The guidance (General Counsel Memorandum 202124008) reasons that pre-2018 exchanges between Bitcoin and Litecoin or between Ether and Litecoin were not exchanges of like-kind property – and are therefore taxable – because both Bitcoin and Ether had a special role in cryptocurrency trading since investors wanting to trade in other cryptocurrencies had to exchange the other currencies into or from either Bitcoin or Ether. This special role shared by Bitcoin and Ether made them different from Litecoin (and likely most other cryptocurrencies), and therefore exchanges between Litecoin and either Bitcoin or Ether were not like-kind exchanges under section 1031.

The memorandum further concludes that pre-2018 exchanges between Bitcoin and Ether were likewise taxable because of their differences in overall design, intended use, and actual use. The memorandum states that Bitcoin is designed to act as a payment network, with Bitcoin acting as the unit of payment. On the other hand, according to the memo, the Ethereum blockchain was intended to act as a payment network and to act as a platform for operating smart contracts and other applications, with Ether working as the “fuel” for these features. As a result, the memorandum concludes that Bitcoin and Ether are not like-kind property, and not eligible for § 1031 tax-free exchange treatment.

The guidance states that it only applies to exchanges among Bitcoin, Ether, and Litecoin, but it is quite possible that the IRS would extend this rationale to other cryptocurrencies that share characteristics with these three cryptocurrencies. Furthermore, while the guidance only applies to pre-2018 cryptocurrency swaps, it is a stark reminder to present-day investors that every exchange of cryptocurrencies is now a taxable event, since 1031 tax-free exchange treatment has not been available for personal property since Jan. 1, 2018.

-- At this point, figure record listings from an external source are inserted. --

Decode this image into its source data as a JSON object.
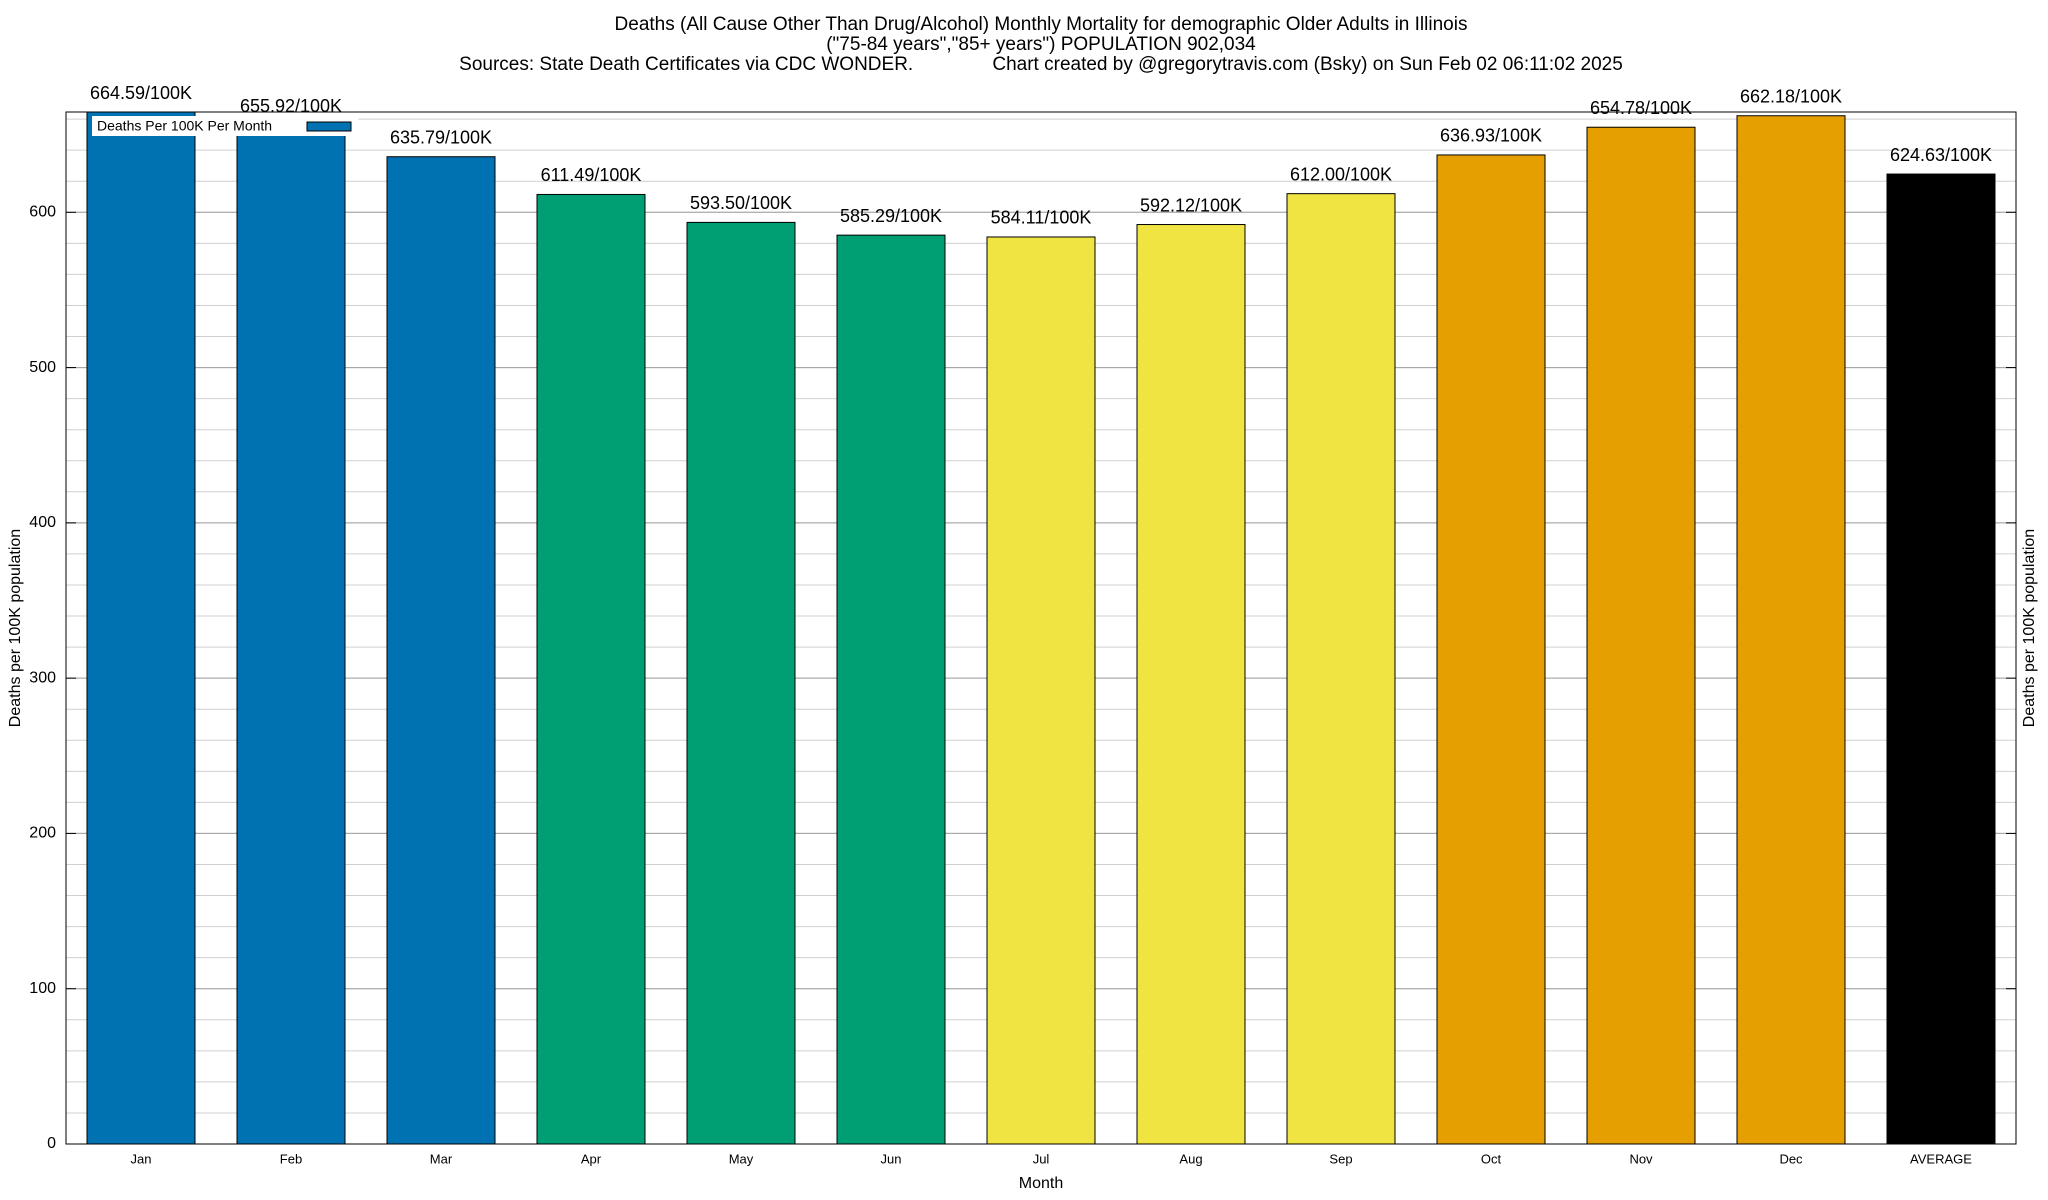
{
  "chart_data": {
    "type": "bar",
    "title": "Deaths (All Cause Other Than Drug/Alcohol) Monthly Mortality for demographic Older Adults in Illinois",
    "subtitle": "(\"75-84 years\",\"85+ years\") POPULATION 902,034",
    "source": "Sources: State Death Certificates via CDC WONDER.               Chart created by @gregorytravis.com (Bsky) on Sun Feb 02 06:11:02 2025",
    "xlabel": "Month",
    "ylabel": "Deaths per 100K population",
    "y2label": "Deaths per 100K population",
    "categories": [
      "Jan",
      "Feb",
      "Mar",
      "Apr",
      "May",
      "Jun",
      "Jul",
      "Aug",
      "Sep",
      "Oct",
      "Nov",
      "Dec",
      "AVERAGE"
    ],
    "series": [
      {
        "name": "Deaths Per 100K Per Month",
        "color": "#0072b2",
        "values": [
          664.59,
          655.92,
          635.79,
          611.49,
          593.5,
          585.29,
          584.11,
          592.12,
          612.0,
          636.93,
          654.78,
          662.18,
          624.63
        ],
        "value_labels": [
          "664.59/100K",
          "655.92/100K",
          "635.79/100K",
          "611.49/100K",
          "593.50/100K",
          "585.29/100K",
          "584.11/100K",
          "592.12/100K",
          "612.00/100K",
          "636.93/100K",
          "654.78/100K",
          "662.18/100K",
          "624.63/100K"
        ],
        "colors": [
          "#0072b2",
          "#0072b2",
          "#0072b2",
          "#009e73",
          "#009e73",
          "#009e73",
          "#f0e442",
          "#f0e442",
          "#f0e442",
          "#e69f00",
          "#e69f00",
          "#e69f00",
          "#000000"
        ]
      }
    ],
    "ylim": [
      0,
      664.59
    ],
    "yticks": [
      0,
      100,
      200,
      300,
      400,
      500,
      600
    ],
    "minor_ytick_step": 20,
    "grid": true,
    "legend": "top-left"
  }
}
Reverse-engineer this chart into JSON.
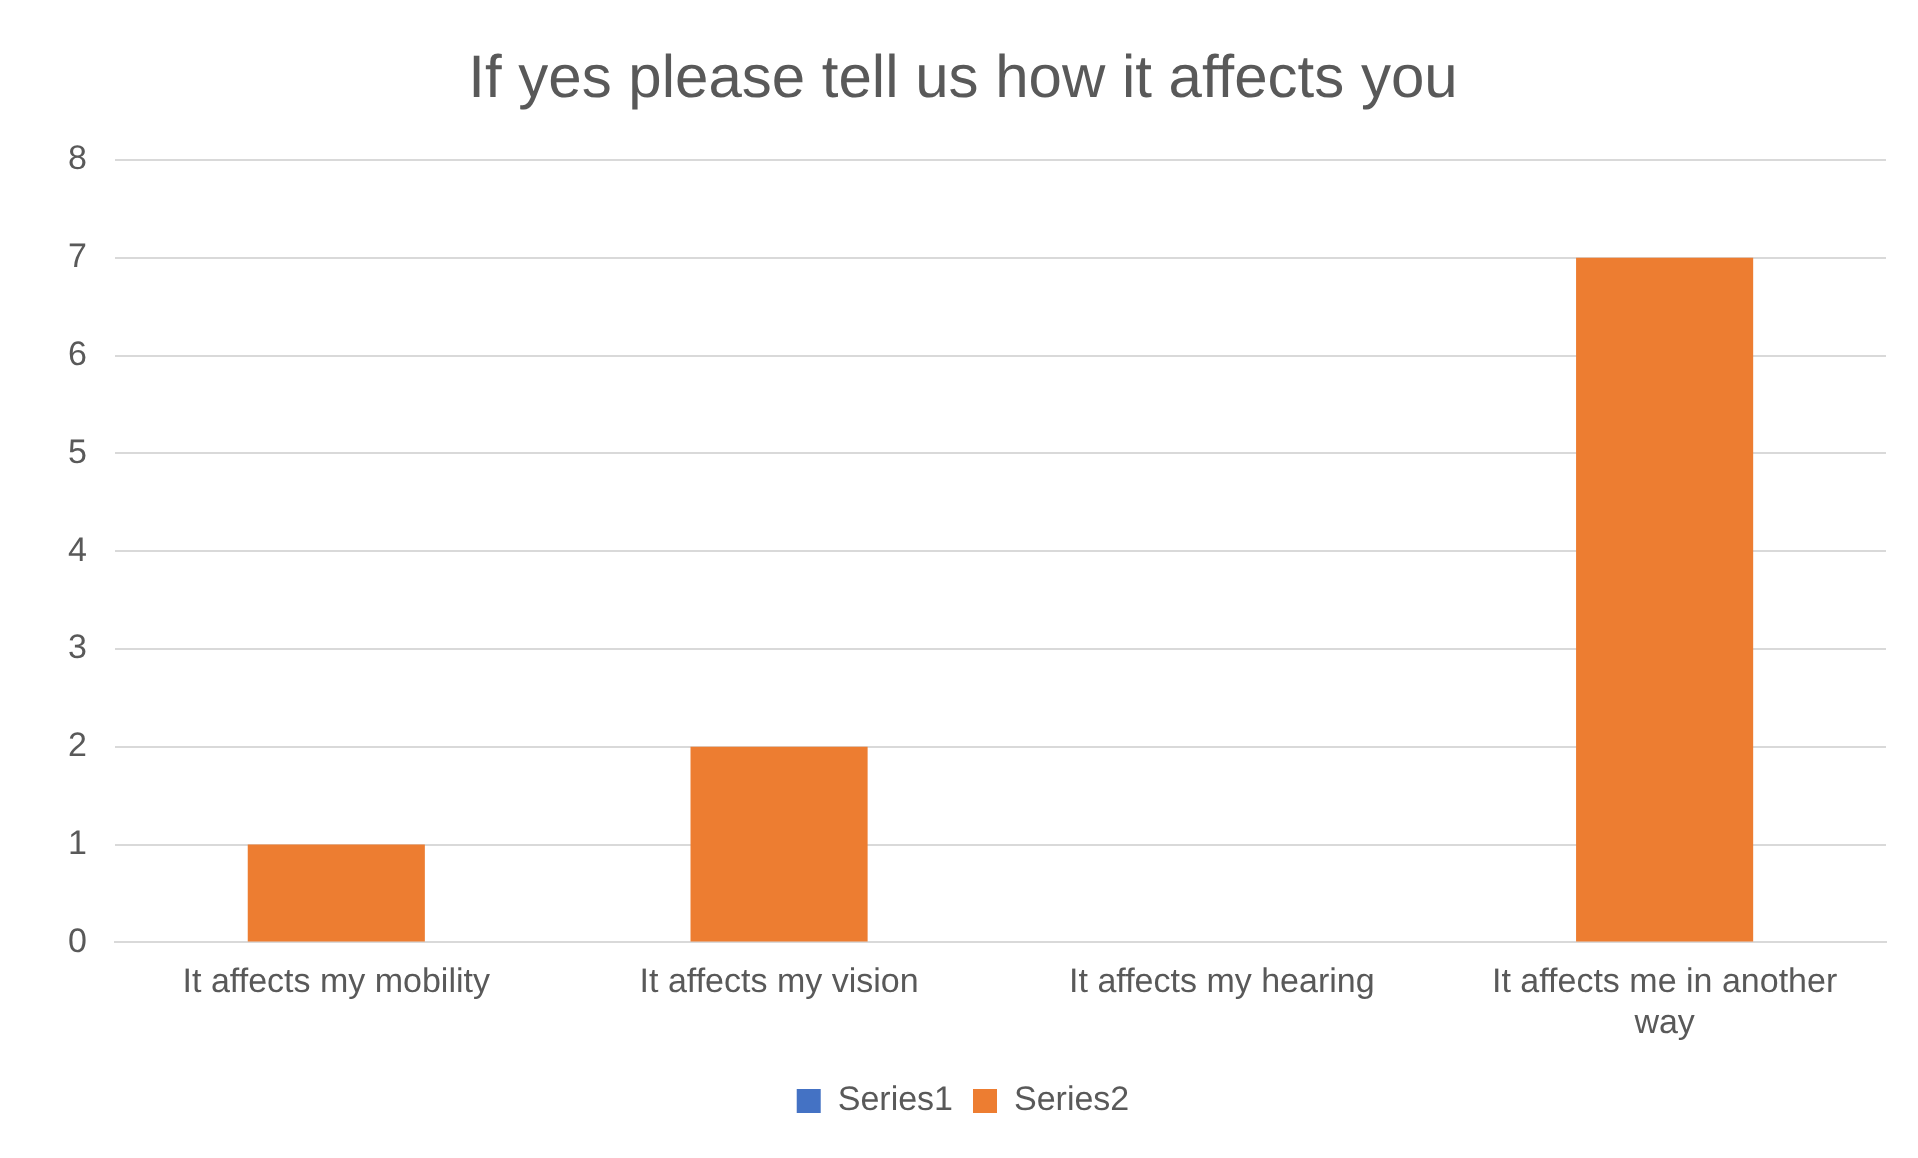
{
  "chart_data": {
    "type": "bar",
    "title": "If yes please tell us how it affects you",
    "categories": [
      "It affects my mobility",
      "It affects my vision",
      "It affects my hearing",
      "It affects me in another way"
    ],
    "series": [
      {
        "name": "Series1",
        "color": "#4472c4",
        "values": [
          null,
          null,
          null,
          null
        ]
      },
      {
        "name": "Series2",
        "color": "#ed7d31",
        "values": [
          1,
          2,
          0,
          7
        ]
      }
    ],
    "ylim": [
      0,
      8
    ],
    "yticks": [
      0,
      1,
      2,
      3,
      4,
      5,
      6,
      7,
      8
    ],
    "grid": "y",
    "legend": "bottom"
  }
}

Investors who were swapping these cryptocurrencies before 2018 and assuming these trades were tax-free § 1031 exchanges might be in for a rude awakening. It is not clear why it took the IRS so long to come out with guidance on whether cryptocurrency swaps were or were not entitled to tax-free exchange treatment – this guidance comes seven years after the initial IRS announcement that cryptocurrency should be treated as property, and not as a currency for income-tax purposes. Nevertheless, many investors are now exposed to back taxes, interest, and penalties for not reporting their gains on pre-2018 swaps. The general statute of limitations is three years from the date the tax return was filed, so that the statute of limitations for the IRS to audit would have expired for the 2017 and prior tax years if a 2017 return was filed by April 15, 2018 (but 2017 might still be an open year if the return was filed on extension). However, there is a special six-year statute of limitations in cases where the taxpayer failed to report more than 25% of their income. Accordingly, the statute of limitations for investors who recognized substantial gains from trading cryptocurrencies might be open for years going as far back as the 2015 tax year (or even 2014 if they filed on extension). Businesses with potential exposure should consult with experienced tax counsel. Furthermore, if the IRS alleges that the failure to report cryptocurrency transactions was fraudulent, the statute of limitations to assess back taxes would run without any time limit.

Investors who exchanged cryptocurrencies prior to 2018 should consult their tax advisor to determine if the six-year statute of limitations might still be open, and if so, consider filing amended returns to report their gains. The IRS has obtained and is in the process of obtaining trading information from cryptocurrency exchanges, so the government may already or soon will know the extent of crypto swaps made by investors.